Note on choosing the number of cluster centroids

In the code I had written to compress the image I had considered 15 cluster centroid points .As there are 3 primary colors,3 secondary colors and 6 tertiary colors

The choice of the number of cluster centroids (k) is a crucial decision in k-means clustering. It determines the level of compression and the quality of the compressed image. The selection of the optimal value for k depends on the specific requirements and trade-offs in terms of image quality and compression ratio.

Output

The below picture shows the compressed image

Future Scope of the Project

Image compression is widely used as a pre processing technique in computer vision and robotics for various applications. It enables efficient storage, transmission, and processing of visual data, reducing storage requirements and conserving bandwidth. Image compression is crucial for real-time video streaming, remote sensing, robot vision, embedded systems, medical imaging, and more.
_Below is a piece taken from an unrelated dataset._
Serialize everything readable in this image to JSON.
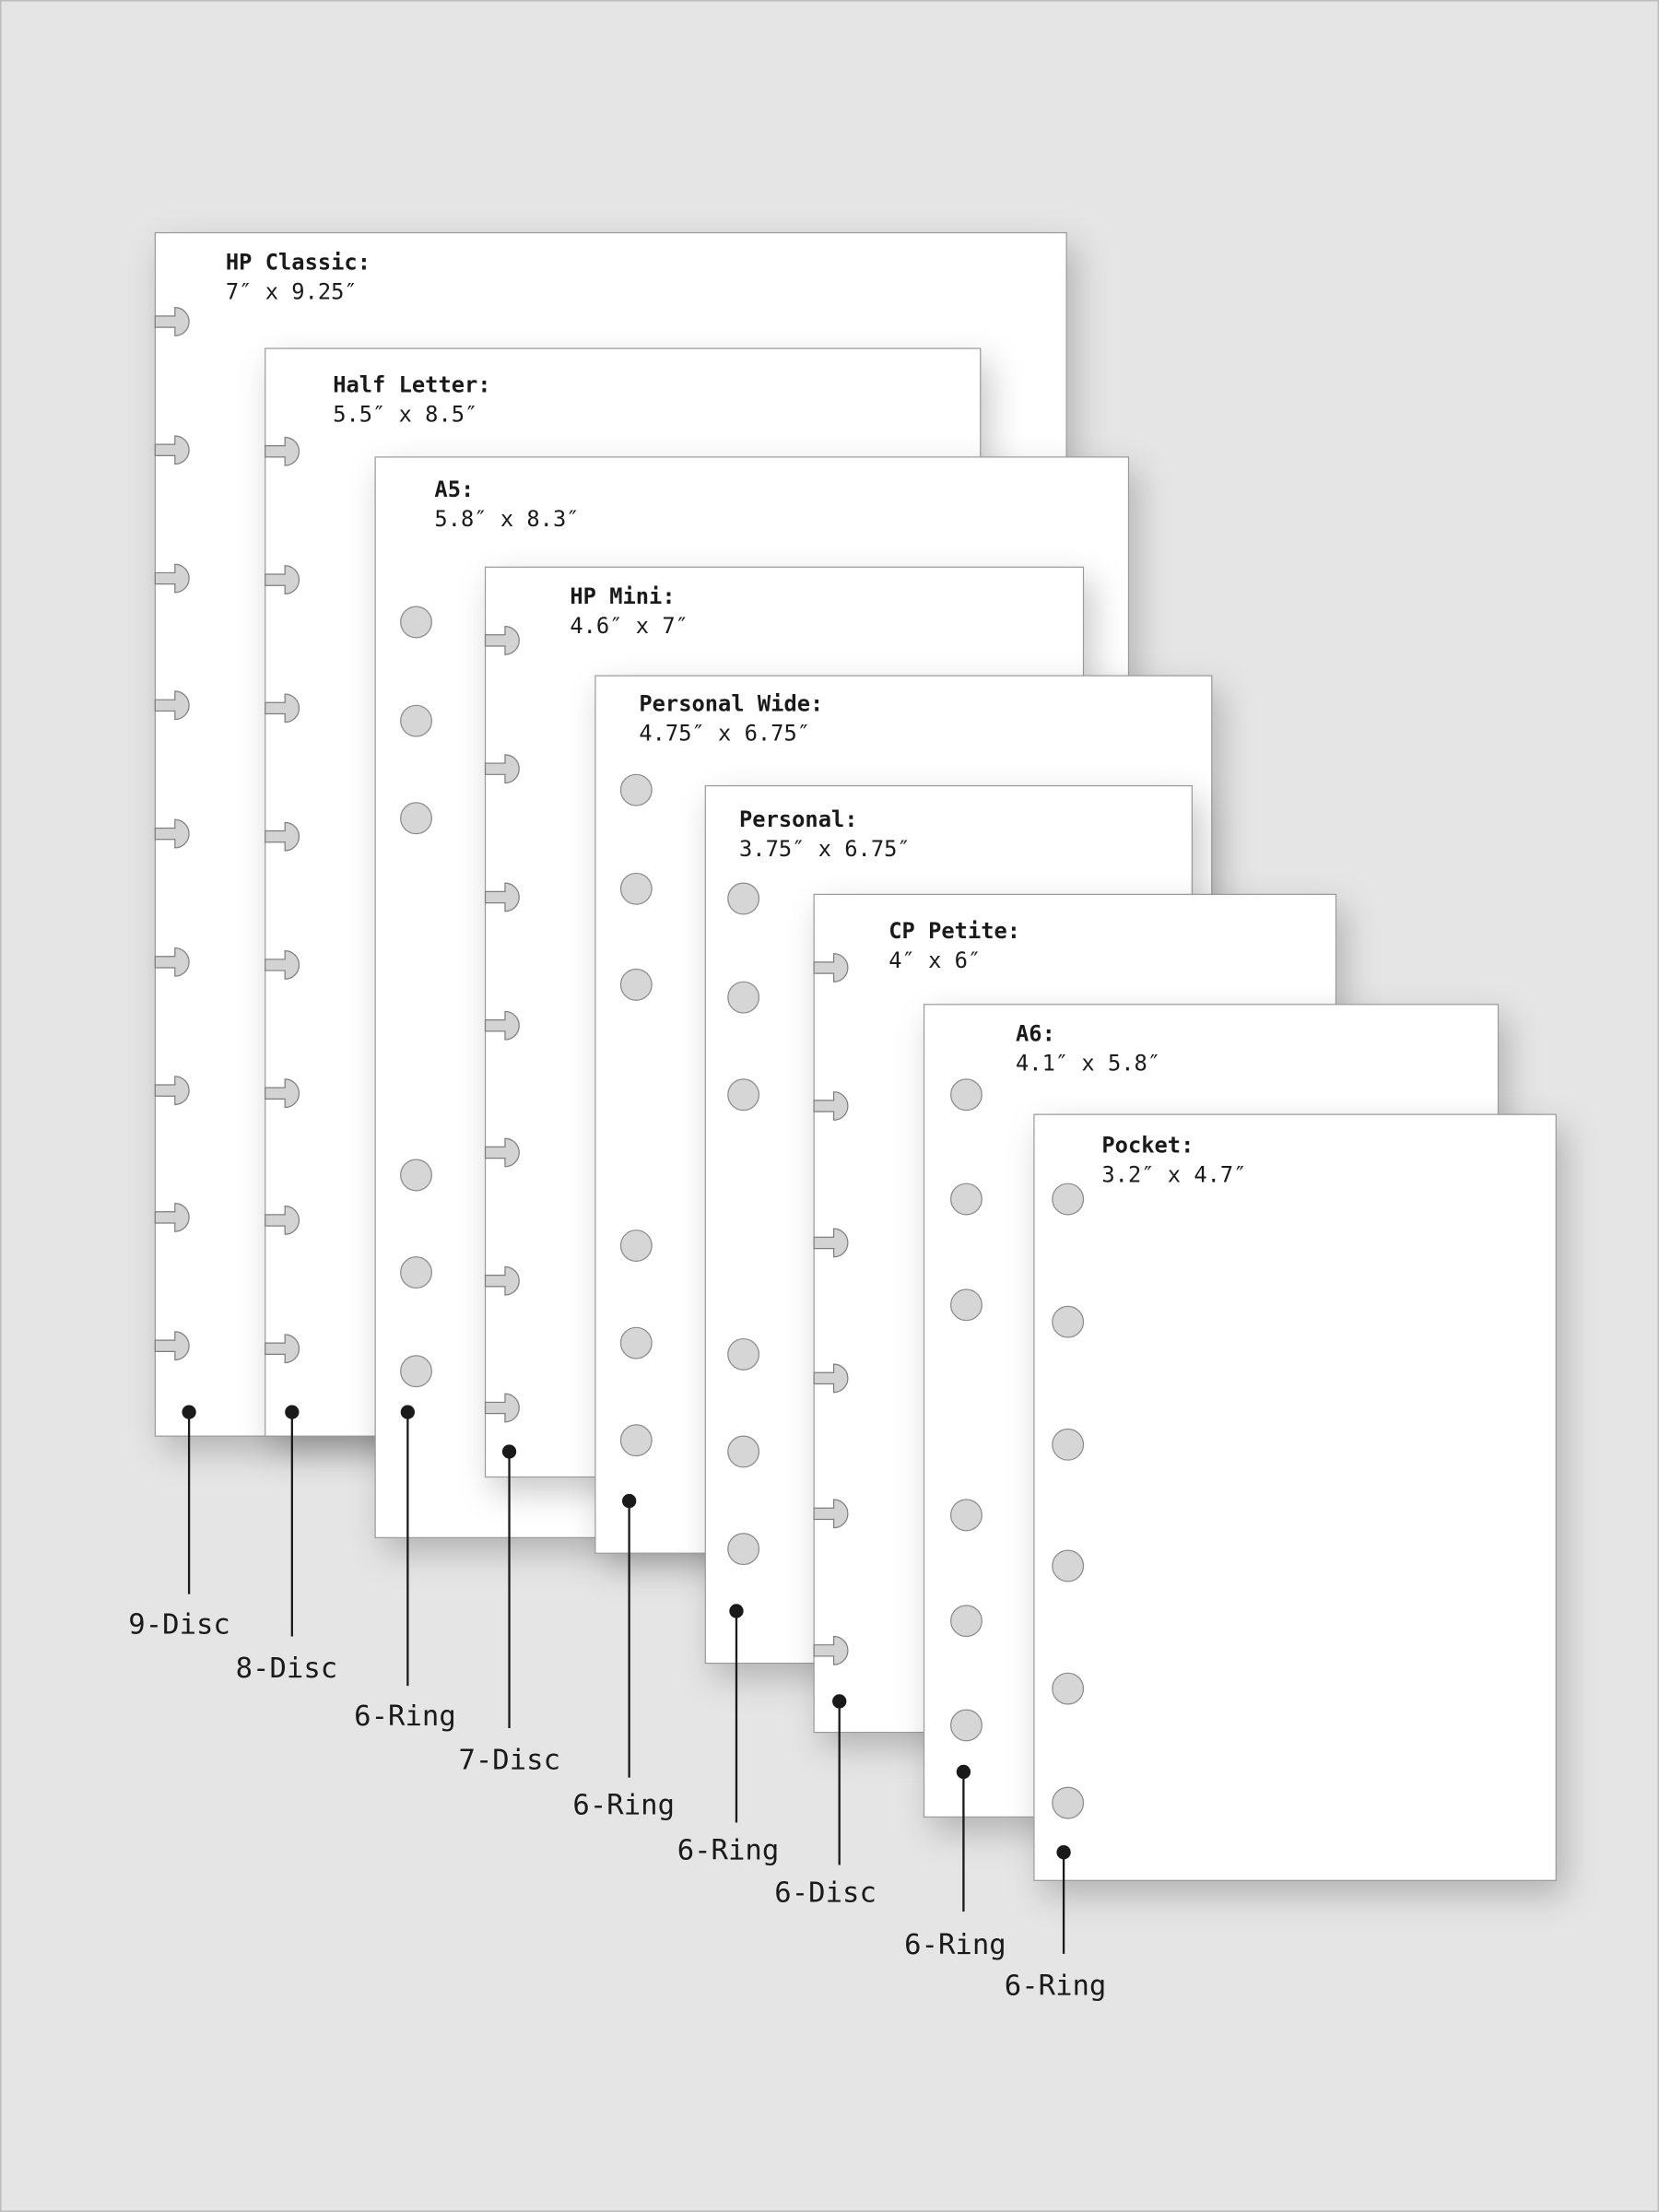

By compressing images, these fields benefit from improved performance, lower costs, and enhanced capabilities in resource-constrained environments.

References

S. Ashwini, S. K. S. Veni, and B. Kavitha. "Image Compression using K-means Clustering" (2015).
S. Saqib, K. Bashir, and K. Shahzad. "Image Compression Using K-means Clustering and Principle Component Analysis (PCA)" (2019).
K. Sundari and A. Annadurai. "An Image Compression Technique using K-means Clustering Algorithm" (2014).
M. Aravindh and N. R. Raajan. "Image Compression using K-means Clustering" (2016).
A. Kaur and S. Kaur. "Digital Image Compression using K-means Clustering and Huffman Coding" (2015).